To create a feeling of immersion, special output devices are needed to display virtual worlds. Well-known formats include head-mounted displays or the CAVE. In order to convey a spatial impression, two images are generated and displayed from different perspectives (stereo projection). There are different technologies available to bring the respective image to the right eye. A distinction is made between active (e.g. shutter glasses) and passive technologies (e.g. polarizing filters or Infitec).

Special Input Virtual Reality VR Devices

Special input devices are required for interaction with the virtual world. These include the 3D mouse, the wired glove, motion controllers, and optical tracking sensors. Controllers typically use optical tracking systems (primarily infrared cameras) for location and navigation, so that the user can move freely without wiring. Some input devices provide the user with force feedback to the hands or other parts of the body so that the human being can orientate himself in the three-dimensional world through haptics and sensor technology as a further sensory sensation and carry out realistic simulations. This allows for the viewer to have a sense of direction in the artificial landscape. Additional haptic feedback can be obtained from omnidirectional treadmills (with which walking in virtual space is controlled by real walking movements) and vibration gloves and suits.
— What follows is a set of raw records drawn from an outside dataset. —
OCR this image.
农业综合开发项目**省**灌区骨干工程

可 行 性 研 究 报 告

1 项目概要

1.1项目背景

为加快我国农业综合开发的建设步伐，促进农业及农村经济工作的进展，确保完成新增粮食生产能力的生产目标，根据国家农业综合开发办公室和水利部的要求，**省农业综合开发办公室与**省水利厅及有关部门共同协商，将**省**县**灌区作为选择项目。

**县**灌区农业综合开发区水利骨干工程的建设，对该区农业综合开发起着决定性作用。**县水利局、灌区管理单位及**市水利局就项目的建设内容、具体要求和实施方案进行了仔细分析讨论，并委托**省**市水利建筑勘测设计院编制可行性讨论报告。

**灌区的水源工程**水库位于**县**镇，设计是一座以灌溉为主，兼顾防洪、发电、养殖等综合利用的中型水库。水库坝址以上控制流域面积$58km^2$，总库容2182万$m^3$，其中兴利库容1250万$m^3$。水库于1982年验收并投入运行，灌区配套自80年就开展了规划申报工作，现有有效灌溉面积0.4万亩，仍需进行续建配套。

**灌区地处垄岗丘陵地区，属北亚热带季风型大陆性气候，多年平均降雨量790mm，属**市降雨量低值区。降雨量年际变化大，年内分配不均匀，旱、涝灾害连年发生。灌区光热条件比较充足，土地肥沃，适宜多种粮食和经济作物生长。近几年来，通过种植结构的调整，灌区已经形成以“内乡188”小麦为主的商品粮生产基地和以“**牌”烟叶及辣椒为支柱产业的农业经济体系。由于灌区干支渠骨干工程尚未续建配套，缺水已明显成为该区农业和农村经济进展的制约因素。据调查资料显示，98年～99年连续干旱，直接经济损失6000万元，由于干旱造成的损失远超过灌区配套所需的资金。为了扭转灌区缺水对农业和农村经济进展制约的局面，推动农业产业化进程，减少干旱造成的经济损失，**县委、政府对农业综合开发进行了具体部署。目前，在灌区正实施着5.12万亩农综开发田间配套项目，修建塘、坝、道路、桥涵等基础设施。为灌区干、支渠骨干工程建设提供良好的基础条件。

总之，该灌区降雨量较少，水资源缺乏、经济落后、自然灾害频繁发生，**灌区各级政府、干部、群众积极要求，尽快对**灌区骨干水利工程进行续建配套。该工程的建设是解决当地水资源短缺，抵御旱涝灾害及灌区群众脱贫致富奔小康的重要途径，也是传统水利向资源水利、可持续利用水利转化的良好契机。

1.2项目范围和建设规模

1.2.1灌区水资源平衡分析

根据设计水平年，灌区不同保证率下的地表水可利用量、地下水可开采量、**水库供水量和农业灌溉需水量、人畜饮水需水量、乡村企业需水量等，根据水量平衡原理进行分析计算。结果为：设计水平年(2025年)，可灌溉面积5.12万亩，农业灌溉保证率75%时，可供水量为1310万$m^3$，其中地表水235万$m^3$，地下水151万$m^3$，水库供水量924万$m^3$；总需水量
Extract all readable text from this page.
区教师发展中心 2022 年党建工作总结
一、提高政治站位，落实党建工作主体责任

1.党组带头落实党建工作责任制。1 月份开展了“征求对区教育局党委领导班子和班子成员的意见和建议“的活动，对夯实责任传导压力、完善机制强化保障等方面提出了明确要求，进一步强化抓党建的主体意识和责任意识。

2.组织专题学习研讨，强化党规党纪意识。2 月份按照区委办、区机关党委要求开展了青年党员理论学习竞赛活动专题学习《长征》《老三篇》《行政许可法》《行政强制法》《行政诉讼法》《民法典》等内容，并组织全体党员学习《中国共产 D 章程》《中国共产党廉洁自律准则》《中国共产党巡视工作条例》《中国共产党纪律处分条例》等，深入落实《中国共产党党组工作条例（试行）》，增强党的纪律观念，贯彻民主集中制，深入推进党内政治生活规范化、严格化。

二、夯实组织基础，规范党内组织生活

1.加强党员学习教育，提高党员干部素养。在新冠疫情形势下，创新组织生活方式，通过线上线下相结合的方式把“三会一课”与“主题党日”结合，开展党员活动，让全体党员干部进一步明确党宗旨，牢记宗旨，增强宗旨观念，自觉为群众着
In social sciences and psychology, virtual reality offers a cost-effective tool to study and replicate interactions in a controlled environment. It can be used as a form of therapeutic intervention. For instance, there is the case of virtual reality exposure therapy (VRET), a form of exposure therapy for treating anxiety disorders such as post-traumatic stress disorder (PTSD) and phobias.